Kendisini, narsist, nemfoman, aykırı, kaçık, özgür kadın,
küçük kız ve yalnız kurt olarak tarif eder Gugggenheim. Neredeyse 20 yıl
boyunca Avrupa’nın bohem çevrelerinde yaşadıktan sonra 1941’de Bohemya’nın
Kralı dediği, boşandığı kocası Laurence Veil, iki çocuğu ve bir süre sonra
evleneceği sevgilisi sanatçı Max Ernst’le birlikte New York’a geri döner. Burada
açtığı yeni galerisi Art of this Century, “tüm avangart etkinliklerin merkezi”

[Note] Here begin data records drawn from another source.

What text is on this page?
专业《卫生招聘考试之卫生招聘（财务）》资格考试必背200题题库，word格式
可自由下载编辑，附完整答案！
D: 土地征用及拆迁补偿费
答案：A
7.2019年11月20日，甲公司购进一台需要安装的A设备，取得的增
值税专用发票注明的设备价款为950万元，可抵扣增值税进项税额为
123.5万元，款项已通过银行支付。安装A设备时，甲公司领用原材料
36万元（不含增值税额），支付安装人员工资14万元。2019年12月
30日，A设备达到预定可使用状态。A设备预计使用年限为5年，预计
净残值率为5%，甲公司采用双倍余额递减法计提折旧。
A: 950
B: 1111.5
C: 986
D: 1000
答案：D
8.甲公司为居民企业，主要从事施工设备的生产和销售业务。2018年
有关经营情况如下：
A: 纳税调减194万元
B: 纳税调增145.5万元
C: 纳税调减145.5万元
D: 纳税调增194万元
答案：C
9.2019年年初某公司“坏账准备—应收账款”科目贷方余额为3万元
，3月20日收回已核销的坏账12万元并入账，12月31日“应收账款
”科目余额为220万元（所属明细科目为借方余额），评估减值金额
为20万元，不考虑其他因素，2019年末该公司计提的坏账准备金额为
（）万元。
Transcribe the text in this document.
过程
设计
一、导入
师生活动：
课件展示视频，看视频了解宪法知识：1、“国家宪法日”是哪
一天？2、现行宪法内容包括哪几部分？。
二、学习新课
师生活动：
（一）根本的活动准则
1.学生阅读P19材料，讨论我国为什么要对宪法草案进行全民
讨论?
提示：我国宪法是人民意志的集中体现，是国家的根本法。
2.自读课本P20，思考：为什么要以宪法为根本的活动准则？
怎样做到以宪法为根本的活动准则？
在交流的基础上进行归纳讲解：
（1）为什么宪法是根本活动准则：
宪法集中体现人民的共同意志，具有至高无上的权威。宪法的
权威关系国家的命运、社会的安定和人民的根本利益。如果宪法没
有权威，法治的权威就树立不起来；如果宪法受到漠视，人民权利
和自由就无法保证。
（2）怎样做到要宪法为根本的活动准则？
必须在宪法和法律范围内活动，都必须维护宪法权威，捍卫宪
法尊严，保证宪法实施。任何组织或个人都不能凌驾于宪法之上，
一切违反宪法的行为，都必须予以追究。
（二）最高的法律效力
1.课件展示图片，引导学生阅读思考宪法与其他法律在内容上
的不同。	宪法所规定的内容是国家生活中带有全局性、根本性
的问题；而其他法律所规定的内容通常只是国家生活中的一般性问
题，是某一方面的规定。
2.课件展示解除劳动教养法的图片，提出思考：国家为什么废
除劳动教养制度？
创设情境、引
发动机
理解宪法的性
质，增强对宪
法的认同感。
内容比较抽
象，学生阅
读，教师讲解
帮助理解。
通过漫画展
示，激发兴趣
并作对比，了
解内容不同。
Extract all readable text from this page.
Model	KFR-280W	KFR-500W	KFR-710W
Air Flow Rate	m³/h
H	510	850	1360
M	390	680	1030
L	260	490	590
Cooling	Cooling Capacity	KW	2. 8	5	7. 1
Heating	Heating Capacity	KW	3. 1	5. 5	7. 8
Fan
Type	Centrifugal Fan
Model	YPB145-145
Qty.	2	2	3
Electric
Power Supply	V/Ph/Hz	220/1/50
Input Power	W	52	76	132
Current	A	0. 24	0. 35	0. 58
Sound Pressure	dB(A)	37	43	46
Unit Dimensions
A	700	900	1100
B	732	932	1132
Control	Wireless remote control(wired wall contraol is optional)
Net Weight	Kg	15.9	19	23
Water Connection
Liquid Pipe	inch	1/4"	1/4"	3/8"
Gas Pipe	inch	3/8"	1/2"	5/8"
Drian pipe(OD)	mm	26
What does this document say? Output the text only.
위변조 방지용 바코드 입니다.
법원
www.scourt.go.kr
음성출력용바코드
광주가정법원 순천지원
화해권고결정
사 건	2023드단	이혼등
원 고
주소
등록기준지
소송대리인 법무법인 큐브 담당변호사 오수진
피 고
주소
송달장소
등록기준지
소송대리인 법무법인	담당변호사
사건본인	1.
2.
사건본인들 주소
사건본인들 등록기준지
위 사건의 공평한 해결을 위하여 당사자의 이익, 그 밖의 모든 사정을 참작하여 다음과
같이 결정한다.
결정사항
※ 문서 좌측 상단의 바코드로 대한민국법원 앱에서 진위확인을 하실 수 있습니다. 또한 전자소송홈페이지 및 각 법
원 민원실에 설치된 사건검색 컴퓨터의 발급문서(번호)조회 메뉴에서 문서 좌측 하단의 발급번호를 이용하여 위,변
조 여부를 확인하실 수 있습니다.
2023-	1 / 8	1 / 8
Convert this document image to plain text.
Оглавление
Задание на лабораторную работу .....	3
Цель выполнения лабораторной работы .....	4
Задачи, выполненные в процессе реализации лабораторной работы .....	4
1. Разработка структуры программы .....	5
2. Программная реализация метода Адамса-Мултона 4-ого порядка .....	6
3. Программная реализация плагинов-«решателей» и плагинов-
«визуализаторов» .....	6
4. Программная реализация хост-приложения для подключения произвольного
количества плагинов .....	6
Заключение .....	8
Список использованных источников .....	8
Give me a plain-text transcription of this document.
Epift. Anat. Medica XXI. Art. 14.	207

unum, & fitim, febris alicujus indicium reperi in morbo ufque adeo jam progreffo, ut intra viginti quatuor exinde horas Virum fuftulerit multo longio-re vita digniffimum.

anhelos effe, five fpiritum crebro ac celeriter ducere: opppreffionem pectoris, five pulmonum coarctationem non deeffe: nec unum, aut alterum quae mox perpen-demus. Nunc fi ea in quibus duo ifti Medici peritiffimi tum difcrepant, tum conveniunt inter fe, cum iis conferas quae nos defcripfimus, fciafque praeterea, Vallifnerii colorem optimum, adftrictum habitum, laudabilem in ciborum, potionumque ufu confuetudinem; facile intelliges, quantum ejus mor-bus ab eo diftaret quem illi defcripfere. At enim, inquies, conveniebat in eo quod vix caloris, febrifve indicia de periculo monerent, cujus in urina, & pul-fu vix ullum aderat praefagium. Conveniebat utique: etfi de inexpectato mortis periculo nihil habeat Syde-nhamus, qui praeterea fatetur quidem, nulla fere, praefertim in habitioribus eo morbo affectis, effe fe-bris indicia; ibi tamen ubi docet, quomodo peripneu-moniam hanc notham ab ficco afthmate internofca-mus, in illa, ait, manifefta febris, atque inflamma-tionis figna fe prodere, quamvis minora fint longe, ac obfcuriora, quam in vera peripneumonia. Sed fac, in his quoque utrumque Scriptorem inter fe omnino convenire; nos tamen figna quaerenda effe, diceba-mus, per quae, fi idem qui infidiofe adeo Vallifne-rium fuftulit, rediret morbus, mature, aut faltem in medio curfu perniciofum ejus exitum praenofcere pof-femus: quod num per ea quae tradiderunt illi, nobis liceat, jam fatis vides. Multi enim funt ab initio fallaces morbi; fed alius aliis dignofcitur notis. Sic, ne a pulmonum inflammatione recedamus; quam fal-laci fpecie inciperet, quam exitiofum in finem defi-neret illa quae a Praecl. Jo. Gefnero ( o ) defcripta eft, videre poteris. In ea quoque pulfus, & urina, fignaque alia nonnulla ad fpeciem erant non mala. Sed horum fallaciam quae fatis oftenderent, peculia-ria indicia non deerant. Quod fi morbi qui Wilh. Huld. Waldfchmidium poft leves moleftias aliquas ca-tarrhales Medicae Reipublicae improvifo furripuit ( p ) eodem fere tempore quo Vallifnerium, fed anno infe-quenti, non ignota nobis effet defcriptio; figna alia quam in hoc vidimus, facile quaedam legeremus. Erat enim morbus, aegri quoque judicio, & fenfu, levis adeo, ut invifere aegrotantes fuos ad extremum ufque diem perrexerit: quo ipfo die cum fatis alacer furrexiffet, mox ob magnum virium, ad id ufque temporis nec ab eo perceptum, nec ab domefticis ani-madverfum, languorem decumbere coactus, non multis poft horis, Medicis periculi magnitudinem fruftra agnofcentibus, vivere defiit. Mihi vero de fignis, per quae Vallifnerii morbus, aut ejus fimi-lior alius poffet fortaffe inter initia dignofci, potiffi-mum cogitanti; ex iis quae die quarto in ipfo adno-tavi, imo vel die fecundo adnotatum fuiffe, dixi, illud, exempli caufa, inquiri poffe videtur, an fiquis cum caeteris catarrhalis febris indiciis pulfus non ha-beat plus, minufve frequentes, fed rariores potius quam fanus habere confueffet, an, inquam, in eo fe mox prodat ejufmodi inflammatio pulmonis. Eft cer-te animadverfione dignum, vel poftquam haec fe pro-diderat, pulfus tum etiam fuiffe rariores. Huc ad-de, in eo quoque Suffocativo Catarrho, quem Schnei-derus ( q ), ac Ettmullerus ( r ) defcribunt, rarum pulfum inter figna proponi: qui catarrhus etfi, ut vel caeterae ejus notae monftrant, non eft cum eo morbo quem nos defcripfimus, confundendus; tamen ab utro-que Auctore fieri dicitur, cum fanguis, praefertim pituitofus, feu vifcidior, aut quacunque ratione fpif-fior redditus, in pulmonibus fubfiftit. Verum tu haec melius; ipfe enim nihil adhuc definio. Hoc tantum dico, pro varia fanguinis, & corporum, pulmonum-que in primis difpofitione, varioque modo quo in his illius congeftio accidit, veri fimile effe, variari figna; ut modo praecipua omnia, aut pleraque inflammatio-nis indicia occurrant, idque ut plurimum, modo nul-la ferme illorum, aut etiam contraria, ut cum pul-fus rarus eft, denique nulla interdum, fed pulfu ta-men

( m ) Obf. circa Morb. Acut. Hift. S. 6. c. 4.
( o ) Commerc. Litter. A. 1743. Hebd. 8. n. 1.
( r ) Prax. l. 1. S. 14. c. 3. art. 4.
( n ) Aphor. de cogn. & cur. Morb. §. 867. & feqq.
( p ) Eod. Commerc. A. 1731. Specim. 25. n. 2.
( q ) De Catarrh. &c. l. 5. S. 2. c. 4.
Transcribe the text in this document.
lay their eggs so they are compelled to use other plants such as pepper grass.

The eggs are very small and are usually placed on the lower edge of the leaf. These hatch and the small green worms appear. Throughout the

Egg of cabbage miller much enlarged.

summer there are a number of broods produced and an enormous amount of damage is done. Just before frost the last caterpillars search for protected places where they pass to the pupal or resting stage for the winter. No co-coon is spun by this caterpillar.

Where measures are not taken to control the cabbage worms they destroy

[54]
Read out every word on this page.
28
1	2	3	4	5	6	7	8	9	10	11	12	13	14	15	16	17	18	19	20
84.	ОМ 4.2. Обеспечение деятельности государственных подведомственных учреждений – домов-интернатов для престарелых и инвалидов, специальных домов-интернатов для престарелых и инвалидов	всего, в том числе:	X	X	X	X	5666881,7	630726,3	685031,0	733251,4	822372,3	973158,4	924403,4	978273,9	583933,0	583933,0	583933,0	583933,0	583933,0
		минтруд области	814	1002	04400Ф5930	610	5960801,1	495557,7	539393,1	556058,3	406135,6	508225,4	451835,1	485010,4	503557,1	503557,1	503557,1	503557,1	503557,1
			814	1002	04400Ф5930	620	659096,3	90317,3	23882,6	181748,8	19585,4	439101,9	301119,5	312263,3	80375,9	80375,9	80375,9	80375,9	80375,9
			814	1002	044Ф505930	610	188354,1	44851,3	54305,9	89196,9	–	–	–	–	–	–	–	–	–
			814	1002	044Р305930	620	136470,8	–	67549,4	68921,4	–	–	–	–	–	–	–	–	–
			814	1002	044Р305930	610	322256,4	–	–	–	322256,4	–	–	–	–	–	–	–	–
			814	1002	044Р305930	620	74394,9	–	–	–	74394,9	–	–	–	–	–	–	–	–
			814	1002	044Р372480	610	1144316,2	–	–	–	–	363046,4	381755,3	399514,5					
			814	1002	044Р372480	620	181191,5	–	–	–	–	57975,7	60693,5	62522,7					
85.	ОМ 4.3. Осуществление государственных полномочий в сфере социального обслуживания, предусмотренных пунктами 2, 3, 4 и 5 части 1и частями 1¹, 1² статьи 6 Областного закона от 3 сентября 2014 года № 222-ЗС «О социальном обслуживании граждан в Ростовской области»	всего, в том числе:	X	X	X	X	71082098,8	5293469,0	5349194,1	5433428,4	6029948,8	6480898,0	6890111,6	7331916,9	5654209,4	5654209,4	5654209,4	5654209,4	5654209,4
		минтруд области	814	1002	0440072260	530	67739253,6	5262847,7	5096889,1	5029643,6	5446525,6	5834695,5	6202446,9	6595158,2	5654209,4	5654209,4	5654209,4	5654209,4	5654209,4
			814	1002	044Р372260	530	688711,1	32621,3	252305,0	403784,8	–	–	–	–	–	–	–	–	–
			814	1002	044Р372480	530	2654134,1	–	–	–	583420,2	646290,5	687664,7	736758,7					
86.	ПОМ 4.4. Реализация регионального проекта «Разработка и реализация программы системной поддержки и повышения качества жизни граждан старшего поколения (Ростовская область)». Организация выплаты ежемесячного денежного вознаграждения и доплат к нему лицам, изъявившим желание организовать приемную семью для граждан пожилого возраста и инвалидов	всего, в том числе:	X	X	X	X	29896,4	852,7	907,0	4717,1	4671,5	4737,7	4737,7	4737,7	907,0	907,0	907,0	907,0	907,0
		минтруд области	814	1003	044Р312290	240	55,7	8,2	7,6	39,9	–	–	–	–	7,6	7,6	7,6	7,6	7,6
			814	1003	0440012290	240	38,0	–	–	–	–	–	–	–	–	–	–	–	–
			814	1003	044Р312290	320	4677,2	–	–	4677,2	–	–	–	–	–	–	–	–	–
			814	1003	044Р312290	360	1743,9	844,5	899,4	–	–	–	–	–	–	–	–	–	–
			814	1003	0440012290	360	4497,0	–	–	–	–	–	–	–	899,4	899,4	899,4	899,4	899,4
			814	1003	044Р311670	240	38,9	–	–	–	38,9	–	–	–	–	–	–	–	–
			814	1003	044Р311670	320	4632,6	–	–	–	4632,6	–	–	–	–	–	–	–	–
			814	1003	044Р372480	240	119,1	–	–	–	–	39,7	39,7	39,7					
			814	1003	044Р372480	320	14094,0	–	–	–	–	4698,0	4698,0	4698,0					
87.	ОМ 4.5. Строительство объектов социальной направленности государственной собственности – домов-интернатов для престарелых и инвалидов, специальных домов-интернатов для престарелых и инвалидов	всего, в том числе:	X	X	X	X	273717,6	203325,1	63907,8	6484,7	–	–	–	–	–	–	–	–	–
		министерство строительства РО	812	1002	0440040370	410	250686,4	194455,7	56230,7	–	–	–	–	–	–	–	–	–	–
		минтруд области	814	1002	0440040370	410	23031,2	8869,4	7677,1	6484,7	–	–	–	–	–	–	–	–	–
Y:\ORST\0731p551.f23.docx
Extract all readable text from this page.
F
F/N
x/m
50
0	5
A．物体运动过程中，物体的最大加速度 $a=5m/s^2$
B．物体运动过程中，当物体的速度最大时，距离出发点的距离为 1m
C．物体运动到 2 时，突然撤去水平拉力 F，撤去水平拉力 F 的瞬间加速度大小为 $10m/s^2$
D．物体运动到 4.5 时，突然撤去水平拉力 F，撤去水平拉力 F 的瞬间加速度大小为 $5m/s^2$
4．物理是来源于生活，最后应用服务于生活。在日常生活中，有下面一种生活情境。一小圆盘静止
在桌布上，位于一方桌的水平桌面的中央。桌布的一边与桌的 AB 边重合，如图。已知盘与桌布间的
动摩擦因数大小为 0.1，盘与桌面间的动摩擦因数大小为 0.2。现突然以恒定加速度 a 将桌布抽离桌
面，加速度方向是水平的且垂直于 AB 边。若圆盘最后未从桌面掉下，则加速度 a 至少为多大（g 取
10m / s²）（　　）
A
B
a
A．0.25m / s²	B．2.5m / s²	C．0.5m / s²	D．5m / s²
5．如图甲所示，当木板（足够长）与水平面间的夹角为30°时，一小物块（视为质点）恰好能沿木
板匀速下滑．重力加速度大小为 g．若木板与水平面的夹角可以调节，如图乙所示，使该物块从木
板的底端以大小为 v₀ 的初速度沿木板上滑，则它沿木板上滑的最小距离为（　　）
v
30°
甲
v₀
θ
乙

haline gelir. Jackson Pollock’ı, amcası Solomon Guggenheim’ın kurduğu New
York’taki Guggenheim Müzesi’nde marangozluk yaparken ilk keşfeden ve hamilik
yapan o olur. Pollock’ın yanı sıra Mark Rothko, Robert Motherwell, David Hare,
Joseph Cornell ve Willem de Kooning’in eserlerini galeride sergileyerek
Amerikan sanatına gerçek anlamda yön verir.
Venedik tutkunu
“Balayı için Venedik’in ideal şehir olduğu varsayılır ki
bu ciddi bir hatadır. Venedik’te yaşamak ya da burayı yalnızca bir kez ziyaret
etmek bile şehre aşık olmak anlamına gelir. Kalbinizde başka kimseye yer
kalmaz.” Guggenheim’ın savaş sonrasındaki sığınağı, büyük bir şevkle bahsettiği
ve yaşamının son 30 yılını geçirdiği Venedik olur. 1948’de, koleksiyonunu
Venedik Bienali’nde sergiler. Savaşın ardından düzenlenen ilk bienalde yer alan
modern eserler büyük ilgi görür. Avrupa, faşizmden sağ çıkmıştır çıkmasına
ancak modern sanat kaçınılmaz olarak durağanlaşmıştır. Savaş boyunca Hitler ve
Mussolini rejimlerinin baskısı altında modern eserler sergilenemez. Bu sebeple,
Avrupa ve Amerika’daki modern sanatçıları bir araya getiren Guggenheim
koleksiyonu büyük ses getirir. Bienalden bir yıl sonra, günümüzde de koleksiyonunu
ağırlayan, Büyük Kanal’daki 18. yüzyıl yapısı Palazzo Venier dei Leoni’yi satın
alır Guggenheim. Burası, Venedik’i Venedik yapan bir sanat tapınağı olur adeta.
Elbette bunda Guggenheim’ın renkli kişiliğinin da payı var. 51 yaşındayken bile
evinin terasında çıplak güneşlenen bir kadından söz ediyoruz. Burayı yaz
boyunca ziyarete açarak, evin tamamına yayılmış olan koleksiyonunu herkesle
paylaşır. Kübizmden, ekspresyonizme ve sürrealizme kadar farklı sanat
akımlarından eserlerin bulunduğu koleksiyonda aralarında Marcel Duchamp,
Salvador Dali, René Magritte, Piet Mondrian ve Jackson Pollock’ın bulunduğu pek
çok sanatçının eseri bulunur. Yaşamının son yıllarında hayattaki en büyük
başarısı sorulduğunda, “Pollock ve koleksiyonum,” der. Hayatı boyunca pek çok
sanatçıya destek olsa da onlardan bir karşılık beklemez Guggenheim.
“Yaratmaları ve insanlığa onca şey vermeleri yeterli. Yaptıklarımın
karşılığında kişisel bir şey beklemedim. Resimlerin tadını çıkardım.”
*Vogue Türkiye Temmuz 2017 sayısında yayınlandı.